Gent | More than two weeks ago
You will be carrying out groundbreaking fundamental and applied research to architect the High-Speed, Ultra-Reliable, and Low-Latency 6G wireless communications & sensing of tomorrow with a team of scientists and practitioners from both industry and academia!
Motivated by the new era of automation and the explosion of the IoT, the future wireless connectivity landscape of 6G and beyond will feature low-complexity high-throughput, ultra-reliable, and low-latency wireless communication systems. Such stringent requirements make the radio access design very challenging and some fundamental performance/complexity tradeoffs must be made. An example of such requirements are packet error rate in motion of 10-9 or lower with latency in the order of a few µs-ms. In building up such robust wireless systems, a radically new radio access architecture is needed consisting of a large number of distributed access nodes that cooperate to meet the target quality of service. Such cell-free massive MIMO systems allow channel hardening by coherently beaming and distributing signals towards the mobile terminals. Furthermore, it will bring high-resolution sensing capability alongside the communication functionality.

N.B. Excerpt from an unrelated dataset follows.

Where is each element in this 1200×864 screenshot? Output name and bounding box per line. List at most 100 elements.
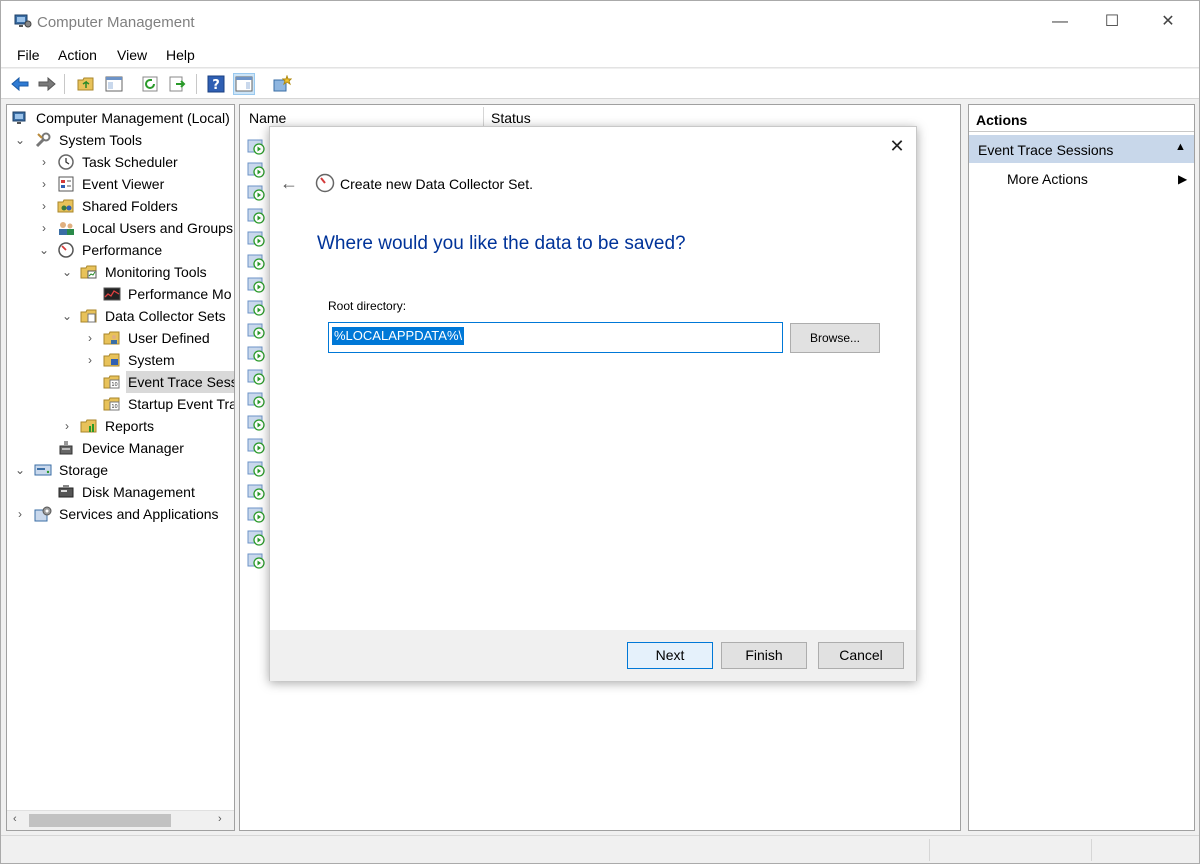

However, several challenges need to be addressed and require multi-dimensional co-optimization before such distributed systems become practical and reliable, for instance concerning fronthauling, functional split between centralized and distributed processing, distributed synchronization, multistatic sensing, end-to-end system architecture targeted to low-cost deployment, to name a few.
The goal of this PhD is to provide to design, prototype, validate, and optimize a limited-scale (up to 20 distributed nodes) proof-of-concept of a cell-free massive MIMO radio access and sensing system in the field that can be efficiently scaled up for higher performance. Leveraging the recent advances within imec on FPGA SDR openwifi reference design (https://github.com/open-sdr/openwifi), a Linux mac80211 compatible full-stack IEEE802.11/Wi-Fi design, the Ph.D. student will have the opportunity to extend the platform to build a holistic distributed MIMO system capable to offer extremely reliable coverage in real-life deployments with a focus on indoor professional environments.
Because of the multidisciplinary nature of this Ph.D. research, the Ph.D. candidate will be part of a large IMEC team working on the research, implementation, and prototyping of future communications & sensing systems: experts in digital, analog, and mm-wave ASIC design, wireless/radar communications systems, PHY processing, MAC and higher layers, machine learning, and optimization. This is a unique opportunity to design, build, and validate breakthrough technology for future 6G wireless communication systems.
The Ph.D. candidate is expected to have a keen interest in wireless communication principles and protocols, and PHY and MAC layers in particular, and should have basic knowledge of MIMO signal processing and wired fronthauling systems such as 10GbE. Additional knowledge of system-level architecture, analog frontend, antenna arrays, and sensing is an advantage. Having hands-on experience in writing software and prototyping and having knowledge of C, C++, and Linux is a must. Already having experience with Verilog/VHDL implementation, which is an essential skill for this position, is an advantage.
Required background: digital signal processing, wireless systems, ASIC front-end (digital) design
Type of work: 10% literature, 30% modeling, 60% implementation/experimentation
Supervisor: Ingrid Moerman
Co-supervisor: Guy Torfs
Daily advisor: Xianjun Jiao, Mamoun Guenach
The reference code for this position is 2025-093. Mention this reference code on your application form.